Much of the debate surrounding schools and education centres on falling standards, teacher quality, school funding and what constitutes the most worthwhile curriculum and effective pedagogy. While such matters are important, more significant is the question: what constitutes the purpose of education? Given the rise of AI and chatbots and the fear humans will soon be replaced by computers, the question is even more urgent.

Illustrated by the cultural Left’s long march and prevalence of woke ideology in the nation’s classrooms, one answer is to use education as an instrument to overthrow what is depicted as an inherently racist, sexist, heteronormative capitalist society and to bring about the socialist utopia.

Throughout their schooling, students are indoctrinated with the belief that gender and sexuality are fluid and limitless, that males are inherently violent and misogynist and that Western civilisation is oppressive and guilty of white supremacism. Add the fact the world is about to end because of the climate change, that the arrival of the First Fleet led to genocide and there is nothing beneficial or redeeming about Australia’s development as a nation, and it’s no wonder young people suffer such high rates of anxiety and depression.

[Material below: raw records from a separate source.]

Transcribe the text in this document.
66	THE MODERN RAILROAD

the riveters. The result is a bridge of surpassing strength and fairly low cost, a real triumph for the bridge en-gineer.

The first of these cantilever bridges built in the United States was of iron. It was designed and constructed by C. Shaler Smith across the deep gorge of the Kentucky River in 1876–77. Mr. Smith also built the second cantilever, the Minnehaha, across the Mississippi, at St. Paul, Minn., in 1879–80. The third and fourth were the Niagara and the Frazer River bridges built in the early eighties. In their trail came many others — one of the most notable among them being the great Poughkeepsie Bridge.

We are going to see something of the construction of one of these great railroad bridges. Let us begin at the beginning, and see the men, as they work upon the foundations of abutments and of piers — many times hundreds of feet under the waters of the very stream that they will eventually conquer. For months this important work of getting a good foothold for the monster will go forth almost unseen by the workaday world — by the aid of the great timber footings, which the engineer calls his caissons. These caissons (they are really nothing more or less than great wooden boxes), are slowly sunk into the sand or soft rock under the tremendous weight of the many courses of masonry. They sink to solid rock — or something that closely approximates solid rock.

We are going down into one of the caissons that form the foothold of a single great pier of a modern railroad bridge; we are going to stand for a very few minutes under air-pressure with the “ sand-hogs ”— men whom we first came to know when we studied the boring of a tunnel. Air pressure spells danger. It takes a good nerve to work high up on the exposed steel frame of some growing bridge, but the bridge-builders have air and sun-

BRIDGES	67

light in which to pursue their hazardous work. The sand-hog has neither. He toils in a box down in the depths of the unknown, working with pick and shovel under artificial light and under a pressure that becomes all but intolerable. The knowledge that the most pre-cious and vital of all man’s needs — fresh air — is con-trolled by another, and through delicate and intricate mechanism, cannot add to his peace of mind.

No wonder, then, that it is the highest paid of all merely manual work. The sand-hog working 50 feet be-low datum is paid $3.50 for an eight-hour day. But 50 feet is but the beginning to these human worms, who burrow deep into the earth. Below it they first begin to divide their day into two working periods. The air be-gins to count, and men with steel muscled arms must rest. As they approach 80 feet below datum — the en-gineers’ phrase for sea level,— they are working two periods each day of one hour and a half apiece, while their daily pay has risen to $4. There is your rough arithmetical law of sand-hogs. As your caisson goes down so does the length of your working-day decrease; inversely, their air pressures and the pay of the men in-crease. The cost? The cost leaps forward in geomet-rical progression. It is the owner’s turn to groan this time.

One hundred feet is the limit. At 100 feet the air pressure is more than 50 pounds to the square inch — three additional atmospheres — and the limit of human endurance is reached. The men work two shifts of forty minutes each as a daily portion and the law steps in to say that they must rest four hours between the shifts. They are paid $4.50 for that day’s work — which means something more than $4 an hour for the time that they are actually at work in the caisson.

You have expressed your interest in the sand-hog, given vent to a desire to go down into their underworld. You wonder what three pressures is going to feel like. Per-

When Julia Gillard was education minister, she described herself as the minister for productivity. The focus is a utilitarian one where the purpose of education is to strengthen the economy and to ensure the nation has a highly skilled, globally competitive workforce. Associated with using schools to increase productivity is ensuring students are prepared for the uncertain, ever-changing world of the 21st century.  Knowledge is secondary to teaching generic competencies and skills like creativity, working in teams, critical thinking and embracing diversity and difference.

Ensuring education, especially in primary schools, is child-centred represents yet another approach to defining the purpose of education.  Re-badged as “personalised learning” and “student agency”, the belief is that learning only comes alive when it embraces the world of the child.

While each of the above models are distinctive, what they hold in common is the failure to address the essential role education plays in enculturation.  If societies are to survive and prosper and if individuals are to find meaning and purpose, each succeeding generation needs to be initiated into the broader culture.

The American academic Christopher J Lucas makes the point culture is learned and argues, “The culture of a society must be internalised by each generation.  Education, informal and formal, unconscious and conscious, is a means for the preservation of culture”. Edmund Burke also stressed the need for continuity when he described the relationship between citizens and a civil society as a partnership “not only between those who are living, but between those who are living, those who are dead, and those who are yet to be born”. 

At a time when cultural relativism prevails it is vital to realise that not all cultures are the same and, in relation to Australia, that our institutions, language, religion, music, literature and the arts have grown out of Western civilisation.

The school curriculum must acknowledge such a reality and, in the same way the national curriculum calls on schools to teach indigenous history, spirituality and culture, it stands to reason students have the right to be introduced to that corpus of knowledge, understanding and skills beginning with the ancient Greeks and evolving over thousands of years.

Such an education, what Saint John Henry Newman describes as a liberal education, is neither practical and utilitarian nor limited to the world of the child.  A liberal education is grounded in the established disciplines and, unlike cultural Left woke ideology, is impartial and disinterested.

The ideal is to enable students to be critically aware, independent thinkers and to be culturally literate, morally grounded and spiritually aware.  Such an education also cultivates virtues such as courage, temperateness, justice and good sense as well as a commitment to social justice and the common good.

While often condemned as backward-looking and ossified, a liberal education embraces change.  As noted by Matthew Arnold, the need is to turn “a stream of fresh and free thought upon our stock notions and habits”.

A liberal education also introduces students to a conversation that deals with eternal truths that have existed since sentient humans first walked the earth. Existential questions about the meaning of life, what constitutes fulfilment and happiness and what happens after death are ever present.

At a time when the education debate centres on funding, teacher quality, pedagogy and falling standards and the Commonwealth education minister Jason Clare has commissioned yet more inquires, it’s vital to return to first principles.

It’s also timely to reaffirm the belief that no amount of AI and Chatbots can ever replace the patrimony represented by Western civilisation’s enduring cultural heritage.

Dr Kevin Donnelly is a senior fellow at the ACU’s PM Glynn Institute and author of The Dictionary Of Woke.